For this he was reviled and insulted by conservatives in his diocese who announced that he was no longer fit to lay hands on their children in confirming them. So he meekly called in the former archbishop of Canterbury, George Carey, whose hands were evidently much cleaner (though he'd ordained at least two gay bishops in his time) to carry out the confirmations in his stead. But it's all right because George is a good evangelical.

In the same spirit of Episcopal pick'n'mix, the American churches have chosen the Archbishop of Abuja, the Most Rev Peter Akinola, as their archiepiscopal leader; a man whose vehemence against gay people - quite in defiance of current Anglican position statements - has led him to vociferously support Nigerian government legislation which would prevent gays meeting, let alone campaigning to improve their status and condition in Nigerian civil society. His willingness to cross provincial boundaries to interfere in other churches is also, incidentally, against current Anglican polity.

Even the Americans quail at going quite as far as Akinola does in his anti-gay rhetoric, but that hasn't stopped them in the words of one conservative opting for a black archbishop "even if he does look like the church janitor". Some prejudices are evidently more acceptable than others.

The fact is that what the conservatives demand in the name of orthodoxy is not Anglicanism but a form of congregationalism, inimical to the traditional authority of bishops. The most interesting commentary in the last week has been the response of the Bishop of Durham, Tom Wright, on the Fulcrum evangelical website, following the English evangelicals' presentation of their demands to Archbishop Williams.

What particularly annoyed him was the conservatives' presumption in claiming to speak for all evangelicals, when they only speak for a faction - and had not troubled to consult even those before presenting their demands. Wright's condemnation is extraordinary in its vehemence. He has finally woken up to the way the wind is blowing in Anglicanism. Will others do the same? Standing up to the bullies who proclaim a self-determined orthodoxy and a one-eyed moral rectitude may be the only chance to save the worldwide communion from dissolution. Rowan Williams needs all the help he can get.

1 Comments:

Anonymous Jim said...

Stephen Bates' post is a great one. It seems that it is time for the us to stand up to the conservatives, so I agree. Standing up to them, it seems to me, means insisting that they understand that God's love is without conditions, the exact conditions the seek to impose on the rest of the Anglican Communion.
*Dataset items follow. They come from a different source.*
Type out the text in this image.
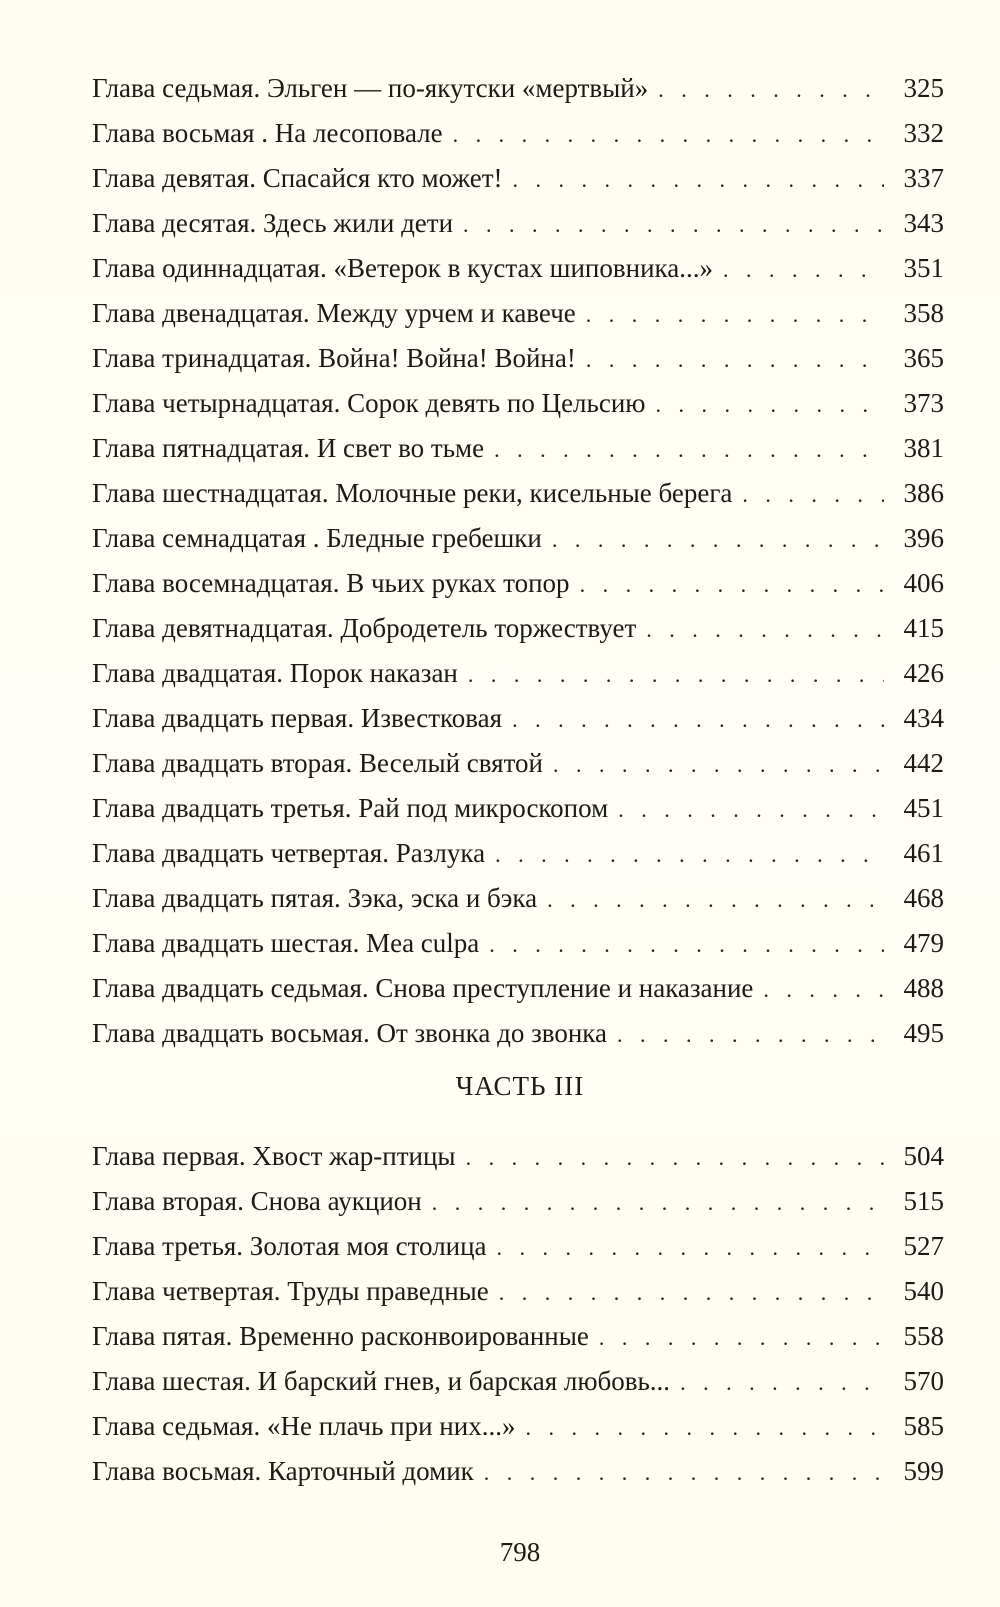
Глава седьмая. Эльген — по-якутски «мертвый» . . .	325
Глава восьмая . На лесоповале . . .	332
Глава девятая. Спасайся кто может! . . .	337
Глава десятая. Здесь жили дети . . .	343
Глава одиннадцатая. «Ветерок в кустах шиповника...» . . .	351
Глава двенадцатая. Между урчем и кавече . . .	358
Глава тринадцатая. Война! Война! Война! . . .	365
Глава четырнадцатая. Сорок девять по Цельсию . . .	373
Глава пятнадцатая. И свет во тьме . . .	381
Глава шестнадцатая. Молочные реки, кисельные берега . . .	386
Глава семнадцатая . Бледные гребешки . . .	396
Глава восемнадцатая. В чьих руках топор . . .	406
Глава девятнадцатая. Добродетель торжествует . . .	415
Глава двадцатая. Порок наказан . . .	426
Глава двадцать первая. Известковая . . .	434
Глава двадцать вторая. Веселый святой . . .	442
Глава двадцать третья. Рай под микроскопом . . .	451
Глава двадцать четвертая. Разлука . . .	461
Глава двадцать пятая. Зэка, эска и бэка . . .	468
Глава двадцать шестая. Mea culpa . . .	479
Глава двадцать седьмая. Снова преступление и наказание . . .	488
Глава двадцать восьмая. От звонка до звонка . . .	495
ЧАСТЬ III
Глава первая. Хвост жар-птицы . . .	504
Глава вторая. Снова аукцион . . .	515
Глава третья. Золотая моя столица . . .	527
Глава четвертая. Труды праведные . . .	540
Глава пятая. Временно расконвоированные . . .	558
Глава шестая. И барский гнев, и барская любовь... . . .	570
Глава седьмая. «Не плачь при них...» . . .	585
Глава восьмая. Карточный домик . . .	599
798
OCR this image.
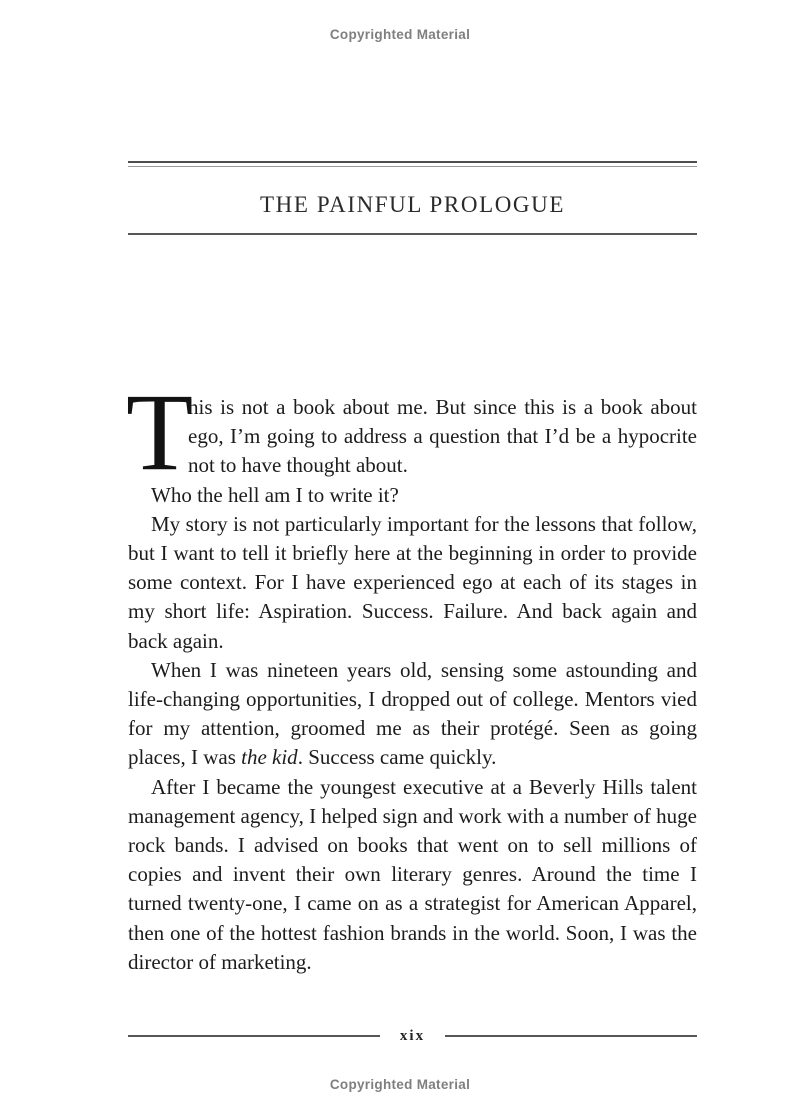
Copyrighted Material
THE PAINFUL PROLOGUE

T
his is not a book about me. But since this is a book about ego, I’m going to address a question that I’d be a hypocrite not to have thought about.

Who the hell am I to write it?

My story is not particularly important for the lessons that follow, but I want to tell it briefly here at the beginning in order to provide some context. For I have experienced ego at each of its stages in my short life: Aspiration. Success. Failure. And back again and back again.

When I was nineteen years old, sensing some astounding and life-changing opportunities, I dropped out of college. Mentors vied for my attention, groomed me as their protégé. Seen as going places, I was the kid. Success came quickly.

After I became the youngest executive at a Beverly Hills talent management agency, I helped sign and work with a number of huge rock bands. I advised on books that went on to sell millions of copies and invent their own literary genres. Around the time I turned twenty-one, I came on as a strategist for American Apparel, then one of the hottest fashion brands in the world. Soon, I was the director of marketing.

xix
Copyrighted Material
What will the conservatives do once they all join with the Primate of Nigeria? What will they do when they disagree with him over some doctrinal issue? Can people who have a history of "creative disagreement and dialogue" remain in communion with someone who is rigid and authoritarian? How would Bishop Duncan fare as a Bishop answerable to the Primate of Nigeria? I do not have answers to these questions ... only questions. It would seem that the conservatives want someone strong such as a Pope. Thus Archbishop Peter Akinola could become the first Anglican Pope for the conservatives, and be under his authority. Would the Global South all follow? This seems to me to be a real possiblity, it would seem to be trading collegiality for authorty in a way Episcopalians are not use.